I actually wouldn't mind hearing from Lc with a half arsed excuse. Least that way I could rule out alien abduction, or that he'd been frightened to death by a tin of beans :)

hows the date with the comedian coming along?

bantamrooster · 09/11/2012 20:23

!!!

I just got an email from SurreyGirl.

Subject: Screw It

Busy Sunday?

The huge bloody smile on my face is just bloody huge

snapespeare · 09/11/2012 20:27

Surrey girl!

You do realise that's three exclamation marks you've used there bant?

I've gone off you. It would never work out. (!)

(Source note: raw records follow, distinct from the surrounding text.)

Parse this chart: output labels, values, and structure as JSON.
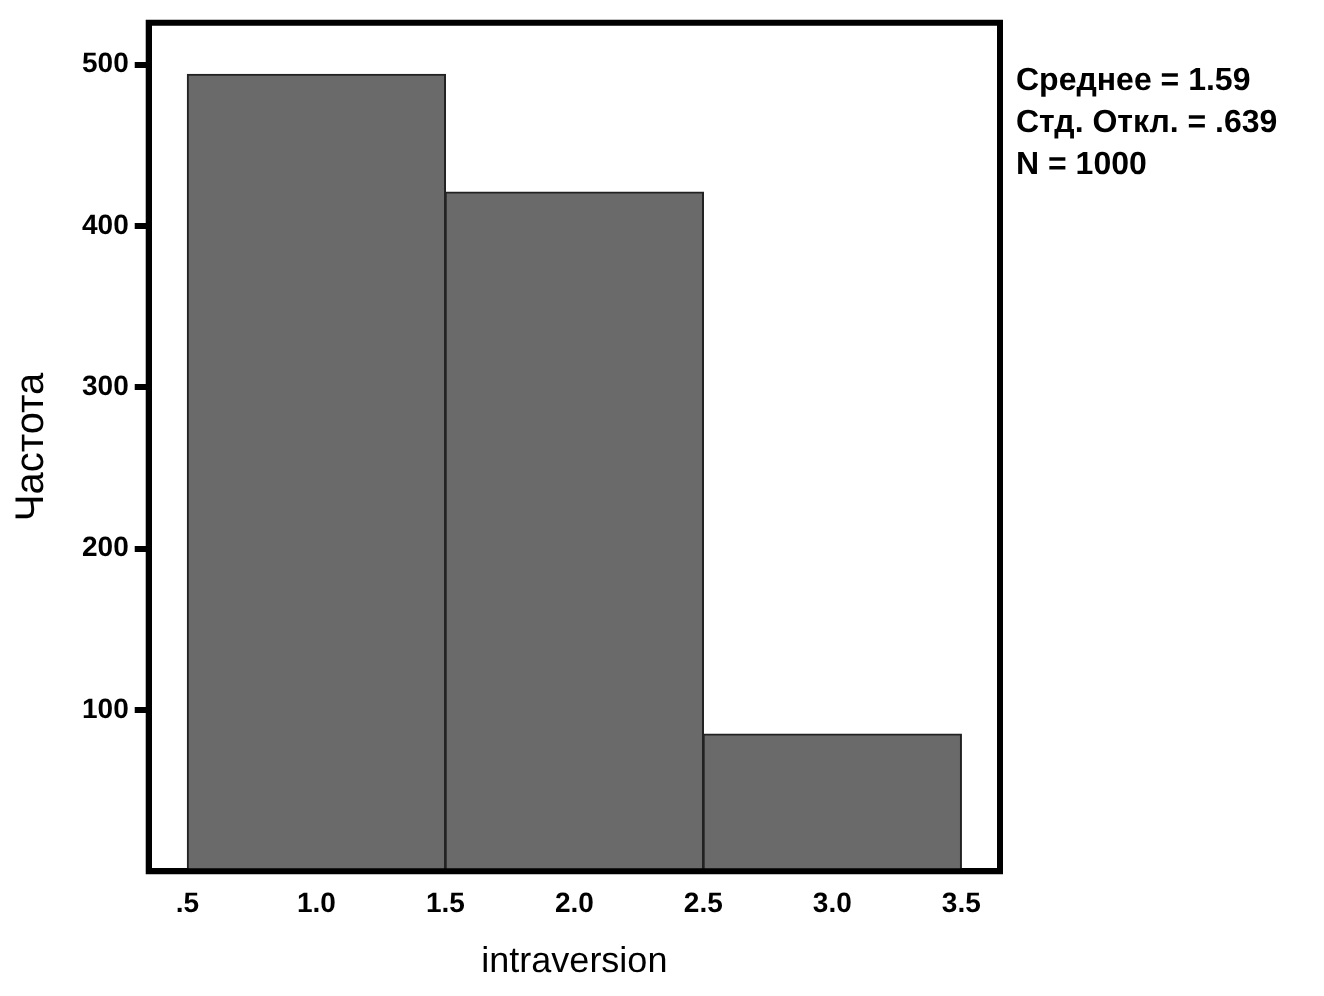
{
  "chart_data": {
    "type": "histogram",
    "xlabel": "intraversion",
    "ylabel": "Частота",
    "bins": [
      0.5,
      1.5,
      2.5,
      3.5
    ],
    "values": [
      494,
      421,
      85
    ],
    "color": "#6a6a6a",
    "xlim": [
      0.35,
      3.65
    ],
    "ylim": [
      0,
      526
    ],
    "xticks": [
      {
        "value": 0.5,
        "label": ".5"
      },
      {
        "value": 1,
        "label": "1.0"
      },
      {
        "value": 1.5,
        "label": "1.5"
      },
      {
        "value": 2,
        "label": "2.0"
      },
      {
        "value": 2.5,
        "label": "2.5"
      },
      {
        "value": 3,
        "label": "3.0"
      },
      {
        "value": 3.5,
        "label": "3.5"
      }
    ],
    "yticks": [
      100,
      200,
      300,
      400,
      500
    ],
    "grid": false,
    "legend": false,
    "annotations": [
      "Среднее = 1.59",
      "Стд. Откл. = .639",
      "N = 1000"
    ]
  }
}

No stand-up update, he hasn't got back to me. I'm chatting to a guy who asked if I wanted to see his sonic screwdriver. Hmm

snapespeare · 09/11/2012 20:29

fuck me. He's six foot seven!

Eww, hands sponge

hatesponge · 09/11/2012 20:32

The hands is an issue.

But it's only lunch, I might be wrong that he likes me (I don't think I am) and talking to him is quite like talking to LC. Except LC is much better looking and his hands are a normal size.

6 ft 7...is that officially a giant? Can't remember, might be 6ft 9. You could wear your highest heels and he'd still be massively taller than you!

Yogagirl17 · 09/11/2012 20:33

Bantam just go for it, what the hell.

"Chillax" is a dealbreaker for me. Even my children risk my never speaking to them again if they use the word.

Yogagirl17 · 09/11/2012 20:38

6'7"? Shock

I got a message on OKC today - guy said 'sorry i have no pix up, i had to take them down because last time I got scammed into talking to some pervy guy who was pretending to be a woman'. Maybe I'm missing something but how does taking his pictures down help?

Engineer is phoning me soon. Smile

watchoutforthatsnail · 09/11/2012 20:38

i once knew a guy who was 6ft 7.
he was called tiny
:)

he made my ex husband, who was 6ft4 look short.

MsCellophane · 09/11/2012 20:43

Sponge, what was the last contact with LC? I would be tempted to text in a PA way - Hi LC, I've been thinking that although our two dates were fine, I'm don't think you and I would work. Wouldn't want to leave you hanging as we all know 'disappearers' are infuriating, so doing the decent thing and letting you know

That way, he gets dumped before he dumps you by disappearing Smile

DD heard from hers tonight. "sorry, I've not been in touch. I think perhaps you are looking for more and right now I am only looking for casual"

She text back... Actually I was only looking for casual right now, I don't have time for a full relationship. But as you have been so rude and discourteous, I don't think I will be looking for casual with you. Take care

HAHAHA that's my girl

snapespeare · 09/11/2012 20:43

6ft 7! It would be like dating chewbacca.

I might even feel....feminine. Gads.

hatesponge · 09/11/2012 20:57

I don't want to text him in a PA way, I'm a bit too sad about it to derive any enjoyment from doing so, plus a) he clearly already has disappeared as I've not heard from him since Tues, and b) I text him yesterday asking about his weekend plans. so texting him anything now would just make me look stupid.

I'd just like to hear something from him. Crap reason, bullshit excuse, lame brushoff, in fact the worse the better as I could then tell myself what an idiot he is, but just something.